Kiyomizu-dera (Kiyomizu Temple) is maybe the best place to start sightseeing in Kyoto. It is located on the foot of Higashi-yama (Eastern Mountains) and we have a good panorama view of Kyoto from its famous stage.
If you see the large number of visitors to Kiyomizu-dera, it may be very difficult for you to believe the Japanese people who say that they are NOT religious. Japanese people in general understand that true religion is somewhat highly serious and spiritual thing and concerns the salvation after death. They also believe that believers in a religion should devote themselves to belief and regularly undertake religious practice in a systematic manner. Christianity and Islam fulfill these requirements, but not what they are doing.
It is true that the vast majority of the Japanese people often visit shrines and temples and pray for their happiness in this world. Coming from the Eastern region of Japan, I feel such tendency especially strong in the Kansai Area (Kyoto and Osaka and their neighborhood region). It is often said that "Once dead no flowers bloom and no fruits are born" is a shared recognition of the people in Kansai, in particular in Osaka. The Osaka people were notorious as weak soldiers, because they did not want to lose their lives; "Once dead, that's it!"
Therefore, in Kyoto we can find many evidences for their strong attachment to concrete benefits in this world, starting from health and wealth to success in entrance examination, employment and partner finding.
In front of the entrance gate of Kiyomizu-dera, there is a small temple Zenkoji-do for Jizo-bodhisattva. Jizo is very popular in Japan as a deity who protects children. However, the stone jizo statue is here very special. Prayers are allowed to turn its head on the body. It is advised to turn right or left according to the place of the targeted benefit. If he or she can rotate the head one time without impediment, his or her wish will be fulfilled. It is amazing how people came to the idea to turn the head of a bodhisattva! Benefit!

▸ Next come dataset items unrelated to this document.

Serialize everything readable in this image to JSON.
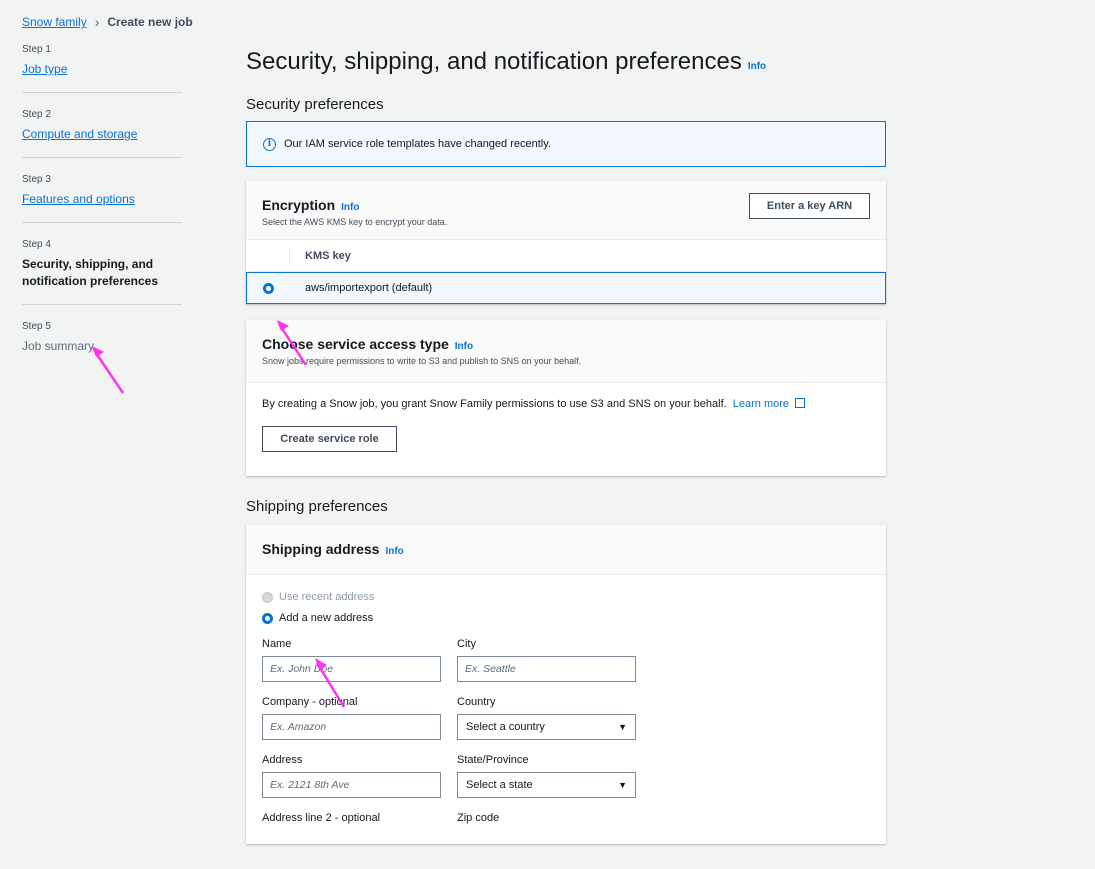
{
  "breadcrumb": {
    "root": "Snow family",
    "current": "Create new job"
  },
  "steps": [
    {
      "num": "Step 1",
      "label": "Job type",
      "state": "link"
    },
    {
      "num": "Step 2",
      "label": "Compute and storage",
      "state": "link"
    },
    {
      "num": "Step 3",
      "label": "Features and options",
      "state": "link"
    },
    {
      "num": "Step 4",
      "label": "Security, shipping, and notification preferences",
      "state": "current"
    },
    {
      "num": "Step 5",
      "label": "Job summary",
      "state": "disabled"
    }
  ],
  "page": {
    "title": "Security, shipping, and notification preferences",
    "info": "Info"
  },
  "security": {
    "heading": "Security preferences",
    "alert": "Our IAM service role templates have changed recently.",
    "encryption": {
      "title": "Encryption",
      "info": "Info",
      "description": "Select the AWS KMS key to encrypt your data.",
      "button": "Enter a key ARN",
      "column": "KMS key",
      "row": "aws/importexport (default)"
    },
    "access": {
      "title": "Choose service access type",
      "info": "Info",
      "description": "Snow jobs require permissions to write to S3 and publish to SNS on your behalf.",
      "body": "By creating a Snow job, you grant Snow Family permissions to use S3 and SNS on your behalf.",
      "learn_more": "Learn more",
      "button": "Create service role"
    }
  },
  "shipping": {
    "heading": "Shipping preferences",
    "address": {
      "title": "Shipping address",
      "info": "Info",
      "option_recent": "Use recent address",
      "option_new": "Add a new address",
      "name_label": "Name",
      "name_placeholder": "Ex. John Doe",
      "city_label": "City",
      "city_placeholder": "Ex. Seattle",
      "company_label": "Company - optional",
      "company_placeholder": "Ex. Amazon",
      "country_label": "Country",
      "country_value": "Select a country",
      "address_label": "Address",
      "address_placeholder": "Ex. 2121 8th Ave",
      "state_label": "State/Province",
      "state_value": "Select a state",
      "address2_label": "Address line 2 - optional",
      "zip_label": "Zip code"
    }
  },
  "colors": {
    "accent": "#0972d3",
    "annotation": "#ff33ee"
  }
}
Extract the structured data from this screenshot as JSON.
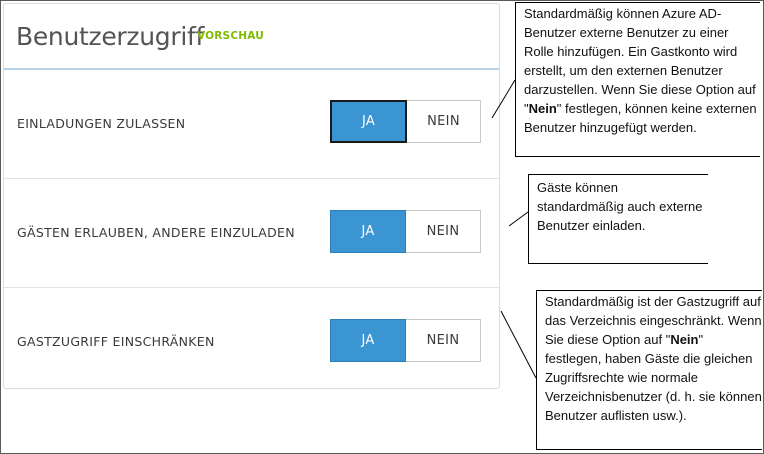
{
  "header": {
    "title": "Benutzerzugriff",
    "badge": "VORSCHAU"
  },
  "settings": [
    {
      "label": "EINLADUNGEN ZULASSEN",
      "yes_label": "JA",
      "no_label": "NEIN",
      "selected": "JA"
    },
    {
      "label": "GÄSTEN ERLAUBEN, ANDERE EINZULADEN",
      "yes_label": "JA",
      "no_label": "NEIN",
      "selected": "JA"
    },
    {
      "label": "GASTZUGRIFF EINSCHRÄNKEN",
      "yes_label": "JA",
      "no_label": "NEIN",
      "selected": "JA"
    }
  ],
  "callouts": {
    "invitations": {
      "before": "Standardmäßig können Azure AD-Benutzer externe Benutzer zu einer Rolle hinzufügen. Ein Gastkonto wird erstellt, um den externen Benutzer darzustellen. Wenn Sie diese Option auf \"",
      "bold": "Nein",
      "after": "\" festlegen, können keine externen Benutzer hinzugefügt werden."
    },
    "guest_invite": {
      "text": "Gäste können standardmäßig auch externe Benutzer einladen."
    },
    "guest_access": {
      "before": "Standardmäßig ist der Gastzugriff auf das Verzeichnis eingeschränkt. Wenn Sie diese Option auf \"",
      "bold": "Nein",
      "after": "\" festlegen, haben Gäste die gleichen Zugriffsrechte wie normale Verzeichnisbenutzer (d. h. sie können Benutzer auflisten usw.)."
    }
  },
  "colors": {
    "toggle_on": "#3c95d3",
    "badge": "#7fba00",
    "header_rule": "#b9d2e6"
  }
}
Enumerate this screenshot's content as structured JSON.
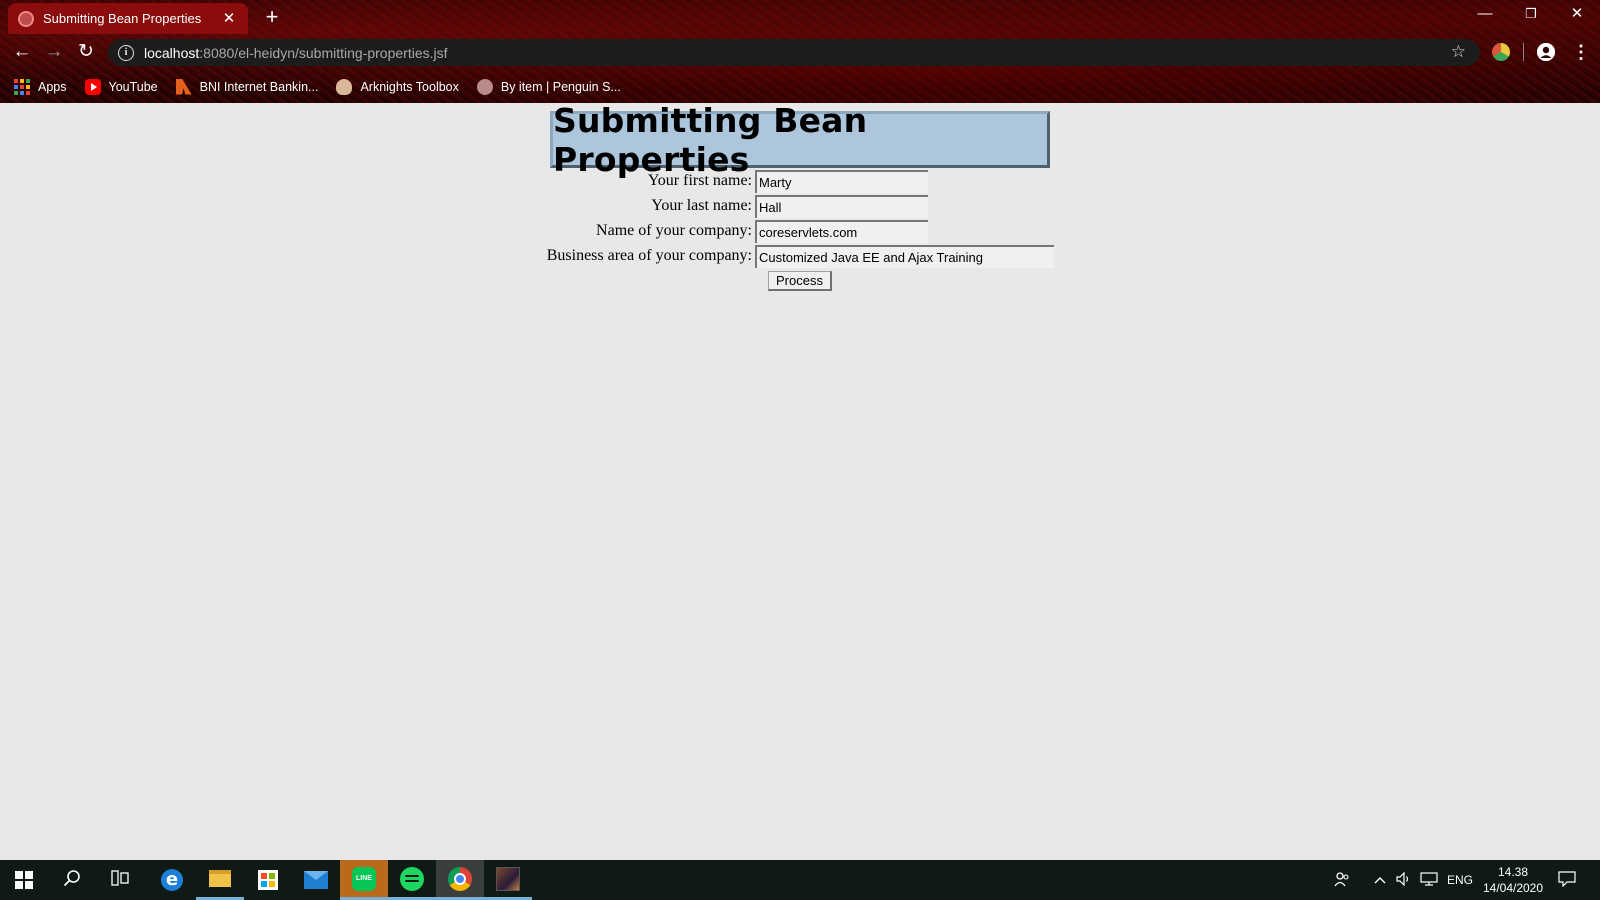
{
  "browser": {
    "tab_title": "Submitting Bean Properties",
    "url_host": "localhost",
    "url_path": ":8080/el-heidyn/submitting-properties.jsf",
    "bookmarks": [
      {
        "label": "Apps",
        "icon": "apps-grid-icon"
      },
      {
        "label": "YouTube",
        "icon": "youtube-icon"
      },
      {
        "label": "BNI Internet Bankin...",
        "icon": "bni-icon"
      },
      {
        "label": "Arknights Toolbox",
        "icon": "arknights-icon"
      },
      {
        "label": "By item | Penguin S...",
        "icon": "penguin-icon"
      }
    ]
  },
  "page": {
    "heading": "Submitting Bean Properties",
    "fields": [
      {
        "label": "Your first name:",
        "value": "Marty"
      },
      {
        "label": "Your last name:",
        "value": "Hall"
      },
      {
        "label": "Name of your company:",
        "value": "coreservlets.com"
      },
      {
        "label": "Business area of your company:",
        "value": "Customized Java EE and Ajax Training"
      }
    ],
    "submit_label": "Process"
  },
  "taskbar": {
    "language": "ENG",
    "time": "14.38",
    "date": "14/04/2020"
  },
  "colors": {
    "heading_bg": "#adc6dc",
    "page_bg": "#e8e8e8",
    "tab_bg": "#8a0c0c"
  }
}
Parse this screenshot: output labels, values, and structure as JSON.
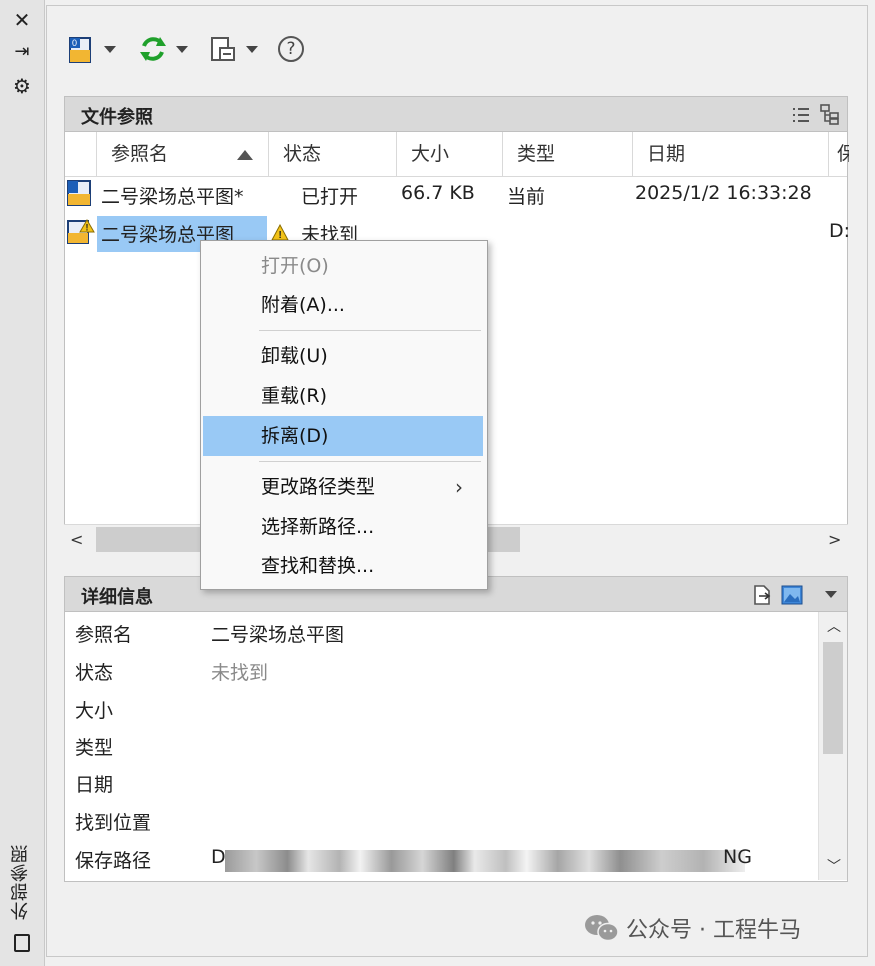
{
  "strip": {
    "title": "外部参照",
    "close_glyph": "✕",
    "pin_glyph": "⇥",
    "settings_glyph": "⚙"
  },
  "toolbar": {
    "help_glyph": "?"
  },
  "file_refs": {
    "section_title": "文件参照",
    "columns": [
      "参照名",
      "状态",
      "大小",
      "类型",
      "日期",
      "保"
    ],
    "rows": [
      {
        "name": "二号梁场总平图*",
        "status": "已打开",
        "size": "66.7 KB",
        "type": "当前",
        "date": "2025/1/2 16:33:28",
        "extra": ""
      },
      {
        "name": "二号梁场总平图",
        "status": "未找到",
        "size": "",
        "type": "",
        "date": "",
        "extra": "D:"
      }
    ]
  },
  "context_menu": {
    "items": [
      {
        "label": "打开(O)",
        "disabled": true
      },
      {
        "label": "附着(A)..."
      },
      {
        "label": "卸载(U)"
      },
      {
        "label": "重载(R)"
      },
      {
        "label": "拆离(D)",
        "highlighted": true
      },
      {
        "label": "更改路径类型",
        "submenu": true
      },
      {
        "label": "选择新路径..."
      },
      {
        "label": "查找和替换..."
      }
    ],
    "submenu_glyph": "›"
  },
  "details": {
    "section_title": "详细信息",
    "labels": [
      "参照名",
      "状态",
      "大小",
      "类型",
      "日期",
      "找到位置",
      "保存路径"
    ],
    "values": {
      "ref_name": "二号梁场总平图",
      "status": "未找到",
      "save_path_start": "D",
      "save_path_end": "NG"
    }
  },
  "watermark": {
    "text": "公众号 · 工程牛马"
  },
  "colors": {
    "selection": "#99c9f5",
    "refresh_green": "#1fa02b",
    "warning_yellow": "#f3c318"
  }
}
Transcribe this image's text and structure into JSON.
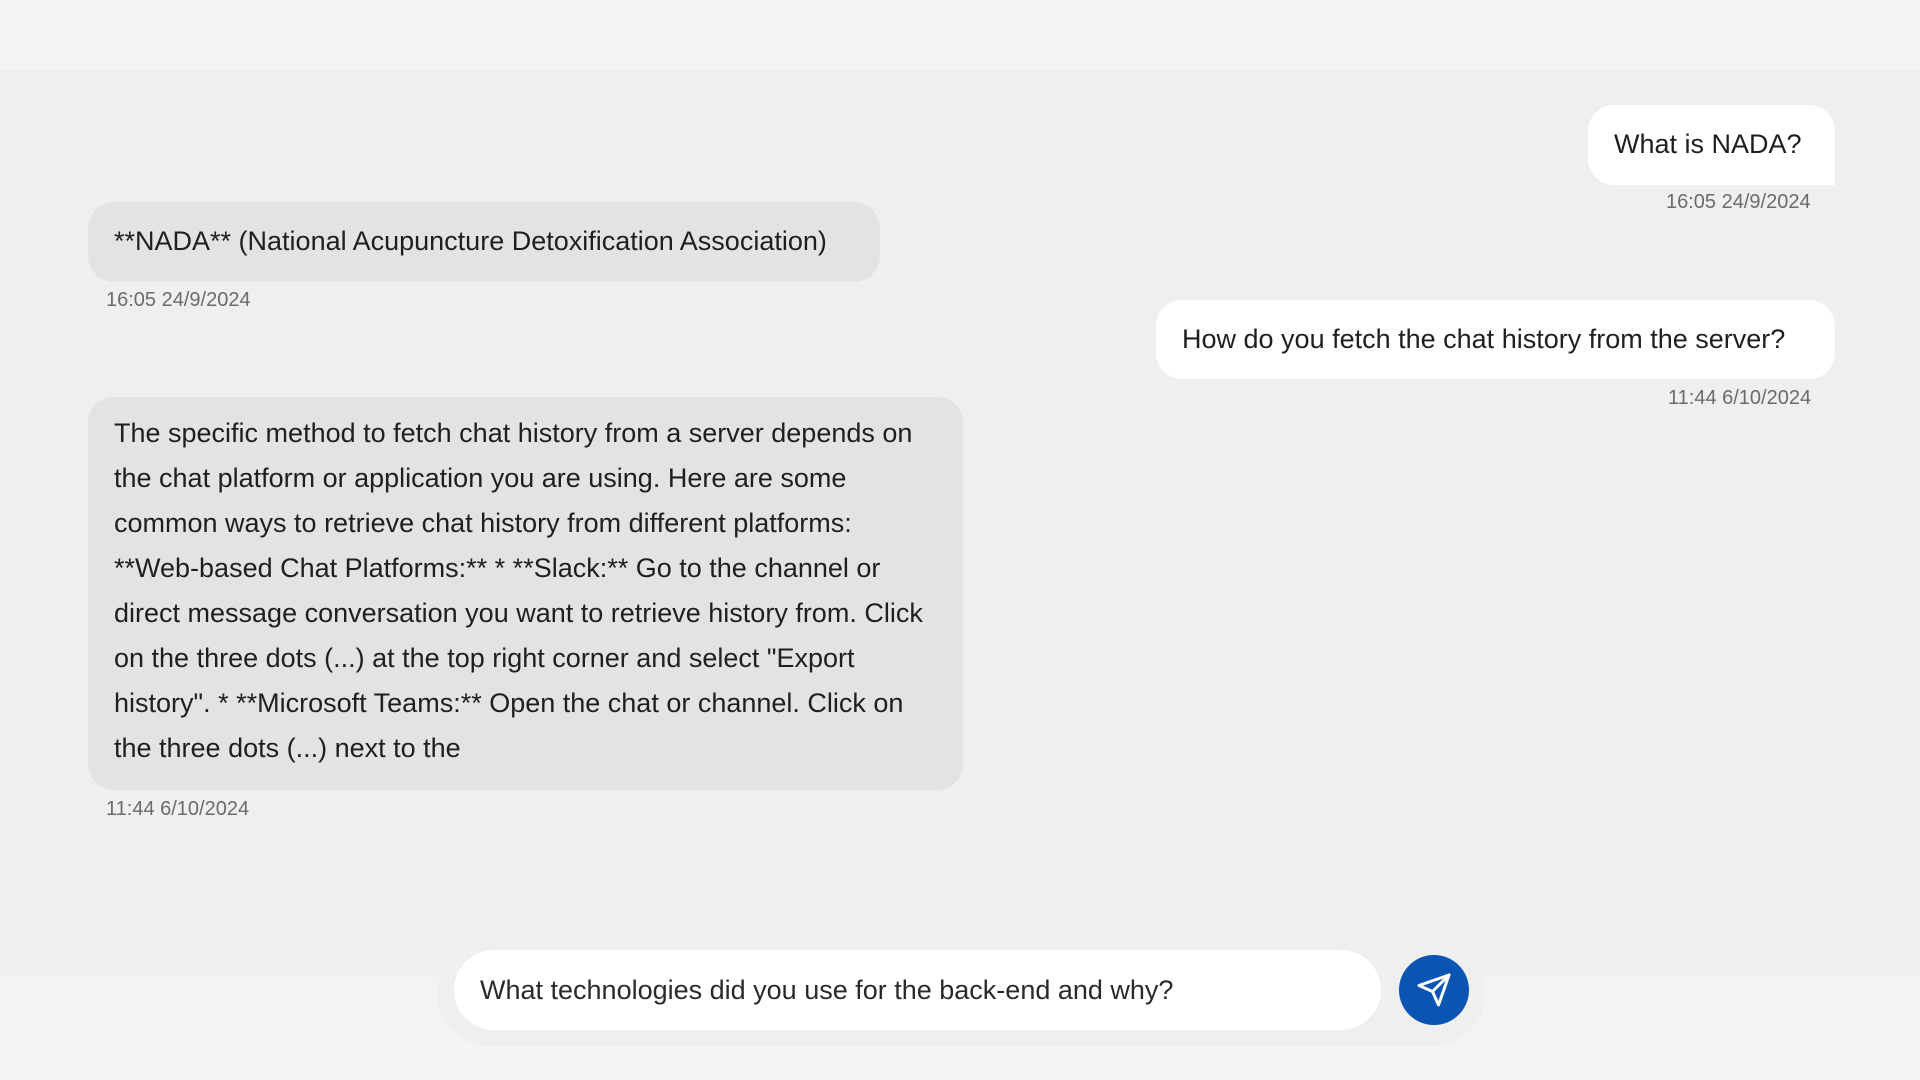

The shrine in the backyard of the temple is somewhat unique. Before the Meiji Period (1868-1912) it was a part of Kiyomizu-dera. However, according to the policy of the Imperial government, the shrine came to be independently managed. Jishu-jinja (Jishu shrine) has a long tradition and enshrines Ookuninushi-no-mikoto. According to the legend, Ookuninushi was the ruler of Japan before it was overtaken by the ancestors of the Emperors.
The poor Ookuninushi works now as matchmaker and is worshiped by young people, especially young girls as women are more superstitious than men. There are all kinds of facilities to pray for good matchmaking, though everything is chargeable except for this stone. It is paired with another stone and believed to fulfill the wishes of those who are eager to find a partner. The stone was said to be used in this place by Jomon people (1) maybe for religious purposes.
|(1)||"Jomon period" is the Neolithic period in Japan (12,000BC-400BC).|
Otowa waterfall is also for the benefit of this world. Three channels of waterfall represent wisdom, health, and longevity. If you drink from one of the channels, your wish will be fulfilled, but you should not be too greedy to drink from all of them.
Only a few hundred meters distant from Kiyomizu-dera, you can find a small statue for more greedy people. A small figure of Sanmen-Daikoku is enshrined in a small hatch. Daikoku is one of Shichifukujin (seven gods of fortune). However, this Daikoku is special. It has three faces (2) and has in addition to the face of Daikoku the faces of Bishamon and Benzai, two other deities of Shichifukujin.
|(2)||"Sanmen" means three faces.|
Daikoku is originally the Hindu god Shiva. Bishamon is also a strong Indian god of war. Benzaiten is, as I explained elsewhere, also originally an Indian god and in particular supportive in making wealth. If these three strong gods are integrated into one figure, it should have a super power. Therefore it was worshiped by Toyotomi Hideyoshi (1537-1598). He might have thought that it is efficient to pray this god, because one time prayer is equivalent to three times prayer in elsewhere. Anyhow, he came up from a low rank samurai and succeeded in putting an end to the hundreds of years lasting civil war.
The ancient and medieval people were deadly interested in the world after death. In those times the hilly area in the south of Kiyomizu-dera was the graveyard of the inhabitants of Kyoto. Therefore, it was natural for the people at the time to believe that the passage to the hell could exist in the bordering area of Higashiyama.
They believed that Ono-no-Takamura (802-853)(3) went to and from the realm of the dead through the well in the garden of his palace and worked as an aid to Enma, the lord of death who judges whether a dead person should go to hell or heaven. We can see the well in the backyard of Rokudo-Chinnoji, but in usual days through a small window. It looks ominous in the twilight.
|(3)||Ono-no-Takamura was a high-ranking official and famous as poet. It is understood that such a view came to be widely accepted, because he was unhappy in his political life.|
The bell in the bell house is believed to be heard also in the realm of the dead. You can pull the rope and ring the bell. It has a beautiful tone to make listeners believe that its sounds can in fact reach the realm of the dead.